Larry Ropp, a former claims adjuster for a US insurance company, was caught last year using a "KEYKatcher" brand surveillance device on a secretary's computer while secretly helping consumer attorneys gather information against his employer, Bristol West Insurance Group. The KEYKatcher attaches inline with a keyboard connector, and stores every keystroke in an internal memory for later retrieval.

Last March a grand jury in Los Angeles indicted Ropp, in what prosecutors trumpeted as the first federal criminal prosecution for the use of a hardware keystroke logger. The indictment charged a violation of the federal wiretap statute, which makes it illegal to covertly intercept electronic communications transmitted "over a system that affects interstate or foreign commerce."

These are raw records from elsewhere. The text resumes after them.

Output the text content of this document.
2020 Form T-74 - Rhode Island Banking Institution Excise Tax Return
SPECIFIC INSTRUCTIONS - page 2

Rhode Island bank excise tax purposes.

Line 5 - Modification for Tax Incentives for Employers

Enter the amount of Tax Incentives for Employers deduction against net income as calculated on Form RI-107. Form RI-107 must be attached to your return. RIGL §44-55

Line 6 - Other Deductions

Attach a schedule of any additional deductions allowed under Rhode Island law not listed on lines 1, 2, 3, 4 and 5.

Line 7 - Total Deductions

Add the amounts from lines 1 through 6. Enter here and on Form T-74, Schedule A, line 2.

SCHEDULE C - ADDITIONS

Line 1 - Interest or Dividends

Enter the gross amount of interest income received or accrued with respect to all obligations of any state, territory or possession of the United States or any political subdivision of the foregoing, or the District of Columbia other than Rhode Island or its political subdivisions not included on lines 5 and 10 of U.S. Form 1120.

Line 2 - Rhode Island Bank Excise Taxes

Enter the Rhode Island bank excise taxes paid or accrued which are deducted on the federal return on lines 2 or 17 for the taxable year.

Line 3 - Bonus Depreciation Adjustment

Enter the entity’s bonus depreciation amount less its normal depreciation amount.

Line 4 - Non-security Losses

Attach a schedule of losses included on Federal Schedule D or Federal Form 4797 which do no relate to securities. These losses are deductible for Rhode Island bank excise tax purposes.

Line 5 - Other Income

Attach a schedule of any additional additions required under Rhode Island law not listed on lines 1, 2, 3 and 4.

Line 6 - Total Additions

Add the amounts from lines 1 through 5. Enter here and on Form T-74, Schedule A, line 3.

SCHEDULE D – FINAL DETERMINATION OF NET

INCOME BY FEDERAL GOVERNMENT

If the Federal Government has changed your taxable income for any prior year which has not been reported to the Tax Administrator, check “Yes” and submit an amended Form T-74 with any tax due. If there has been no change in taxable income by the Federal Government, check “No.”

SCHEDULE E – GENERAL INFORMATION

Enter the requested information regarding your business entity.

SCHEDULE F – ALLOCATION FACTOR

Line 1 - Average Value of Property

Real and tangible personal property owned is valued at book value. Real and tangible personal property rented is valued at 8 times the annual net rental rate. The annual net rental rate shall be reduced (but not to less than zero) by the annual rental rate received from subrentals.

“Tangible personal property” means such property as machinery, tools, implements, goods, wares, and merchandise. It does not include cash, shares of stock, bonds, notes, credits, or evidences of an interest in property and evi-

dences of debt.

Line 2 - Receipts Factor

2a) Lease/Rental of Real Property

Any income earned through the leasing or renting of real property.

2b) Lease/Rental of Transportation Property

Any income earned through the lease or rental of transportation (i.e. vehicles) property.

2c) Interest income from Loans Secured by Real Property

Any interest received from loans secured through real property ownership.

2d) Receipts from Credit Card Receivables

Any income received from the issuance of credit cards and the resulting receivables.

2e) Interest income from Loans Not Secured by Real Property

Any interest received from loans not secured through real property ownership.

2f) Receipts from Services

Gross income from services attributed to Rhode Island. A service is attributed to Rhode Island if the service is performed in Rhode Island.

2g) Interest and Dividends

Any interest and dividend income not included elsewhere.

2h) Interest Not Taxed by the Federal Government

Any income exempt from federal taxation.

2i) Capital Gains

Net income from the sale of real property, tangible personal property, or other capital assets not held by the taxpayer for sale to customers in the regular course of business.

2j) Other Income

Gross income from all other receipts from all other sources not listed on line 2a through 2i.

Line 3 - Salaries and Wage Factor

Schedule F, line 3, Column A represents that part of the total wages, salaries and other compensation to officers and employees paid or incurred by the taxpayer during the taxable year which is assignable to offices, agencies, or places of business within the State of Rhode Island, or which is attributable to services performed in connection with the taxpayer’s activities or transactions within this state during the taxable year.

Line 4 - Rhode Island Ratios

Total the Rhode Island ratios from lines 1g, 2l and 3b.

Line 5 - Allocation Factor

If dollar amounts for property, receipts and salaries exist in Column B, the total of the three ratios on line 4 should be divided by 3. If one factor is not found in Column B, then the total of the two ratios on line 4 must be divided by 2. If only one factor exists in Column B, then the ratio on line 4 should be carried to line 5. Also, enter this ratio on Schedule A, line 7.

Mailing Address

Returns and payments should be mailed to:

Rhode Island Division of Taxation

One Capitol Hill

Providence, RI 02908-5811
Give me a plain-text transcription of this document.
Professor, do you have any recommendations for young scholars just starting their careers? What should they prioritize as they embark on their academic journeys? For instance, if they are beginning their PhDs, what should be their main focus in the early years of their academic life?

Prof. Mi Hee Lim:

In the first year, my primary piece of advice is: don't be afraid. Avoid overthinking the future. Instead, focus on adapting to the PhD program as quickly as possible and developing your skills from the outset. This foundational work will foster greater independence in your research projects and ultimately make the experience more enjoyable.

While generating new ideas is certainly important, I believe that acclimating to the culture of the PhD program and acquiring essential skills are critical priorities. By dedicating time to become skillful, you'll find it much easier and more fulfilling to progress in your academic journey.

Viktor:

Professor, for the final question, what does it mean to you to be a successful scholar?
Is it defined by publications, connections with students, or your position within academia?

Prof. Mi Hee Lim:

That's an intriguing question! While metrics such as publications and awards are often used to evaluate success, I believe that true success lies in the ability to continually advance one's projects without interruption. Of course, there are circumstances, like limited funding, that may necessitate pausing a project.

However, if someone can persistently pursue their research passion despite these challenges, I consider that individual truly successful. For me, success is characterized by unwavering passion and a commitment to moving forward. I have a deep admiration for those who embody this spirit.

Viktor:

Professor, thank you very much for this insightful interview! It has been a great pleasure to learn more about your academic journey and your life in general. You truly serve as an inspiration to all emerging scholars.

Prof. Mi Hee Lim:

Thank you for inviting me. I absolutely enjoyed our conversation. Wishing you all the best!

Prosecutors maintained that the tapped PC was covered by the statute because it was connected to Bristol West's national computer network, and the secretary had composed electronic mail messages on it.

But district court judge Gary Feess disagreed, and last month granted a defense motion to dismiss the indictment. Feess ruled that the interception of keystrokes between the keyboard and the computer's CPU did not meet the "interstate or foreign commerce" clause in the federal Wiretap Act, even if some of those keystrokes were banging out email. "[T]his court finds it difficult to conclude that the acquisition of internal computer signals that constitute part of the process of preparing a message for transmission would violate the Act."

"The network connection is irrelevant to the transmissions, which could have been made on a stand-alone computer that had no link at all to the internet or any other external network," Feess wrote. "Thus, although defendant engaged in a gross invasion of privacy ... his conduct did not violate the Wiretap Act. While this may be unfortunate, only Congress can cover bases untouched."

The court based its decision in part on a controversial ruling by the First Circuit Court of Appeals earlier this year that threw out wiretapping charges against Branford Councilman, a former vice president of an online bookseller who provided customers with free email accounts, then set up a system that made covert copies of some messages for his later perusal. Feess found that here, as in the Councilman case, the email was not intercepted as it traveled over the network.

Electronic privacy groups have joined with government prosecutors to try and overturn the Councilman ruling, which is now under review by a larger panel of judges.

The court also cited a 2001 case in which a federal judge in Newark, New Jersey ruled that the FBI did not violate the Wiretap Act when it installed a covert keylogger on the computer of organized crime suspect Nicodemo Scarfo. In that case the FBI assured the court that that its keylogger had been configured to stop recording keystrokes when Scarfo connected to the Internet.

In an interview with SecurityFocus following his indictment, Ropp admitted to using the keylogger, which he said he'd purchased off the Internet. But he defended his office skullduggery as a necessary evil to expose improper anti-consumer practices at the company, which had previously been sanctioned for illegally canceling some customers' automobile insurance policies. "The FBI themselves use keyloggers quite a bit," Ropp said. "Here, I'm a whistleblower, and I'm getting the shaft."

Prosecutors filed a motion last week asking the court to reconsider the Ropp ruling. Ropp's attorney, federal public defender Firdaus Dordi, said he couldn't comment on the decision until the judge rules on that motion.